For the world to change. It might, but that doesn’t guarantee you will be any happier.

I have noticed that when things go wrong, a kind of paralysis sets in. We just give up. But what if that’s the time when we need to learn about making the most of what we have? Like when you’re stuck on a beach, build a sandcastle. When life gives you lemons…

The writer Václav Havel once remarked: 

Hope … is not the conviction that something will turn out well, but the certainty that something makes sense, regardless of how it turns out.*

There is a tendency to present our situations to other people as works in progress. When asked how we are, we’ll say ‘getting there’ instead of ‘terrible’, which may well be closer to the truth. But really, is life not better if we can believe things are moving in the right direction? To decide the status quo isn’t going to improve is to concede defeat.

If there is something that needs to happen for you, then you have no choice but to wait. But don’t let the time you spend waiting be stolen from you. Claim it as your own and put it to use. Like people who read in airport boarding lounges and don’t put their book away until the line is beginning to form.

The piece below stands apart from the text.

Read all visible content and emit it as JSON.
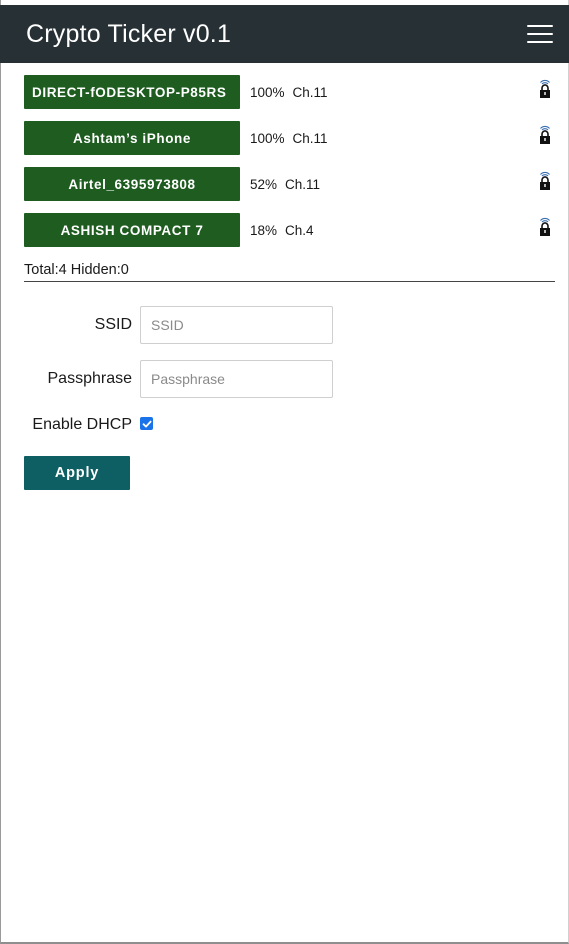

I am not that person but I wish I was.

I was told a month ago that my broken hip hadn’t healed much recently. They told me someone would be in touch. What am I doing right now? Waiting and wondering what on earth I can do to make myself better. I don’t have the answer for that one and no-one has called. At the moment the challenge is to make some lemonade I suppose. To find some sense in this crazy time, as Vaclav would say.

Make a plan if you’re stuck in the doldrums. List all the things you can do right now to pass the time. Turn the ‘waste’ into something useful. Don’t stop hoping but never let wishing hold you prisoner. Any time we have is a gift, whether the situation is about to improve or it isn’t. I’m sure farmers still make hay whether the sun is shining or not.

So, I think I’ll learn how to make lemonade. Who’s with me?

*Václav Havel, Disturbing the Peace: A Conversation with Karel Hvížd’ala, trans. Paul Wilson (London: Faber and Faber, 1990). Quoted in Michael Ignatieff, On Consolation: Finding Solace in Dark Times (London: Picador, 2022) p. 230.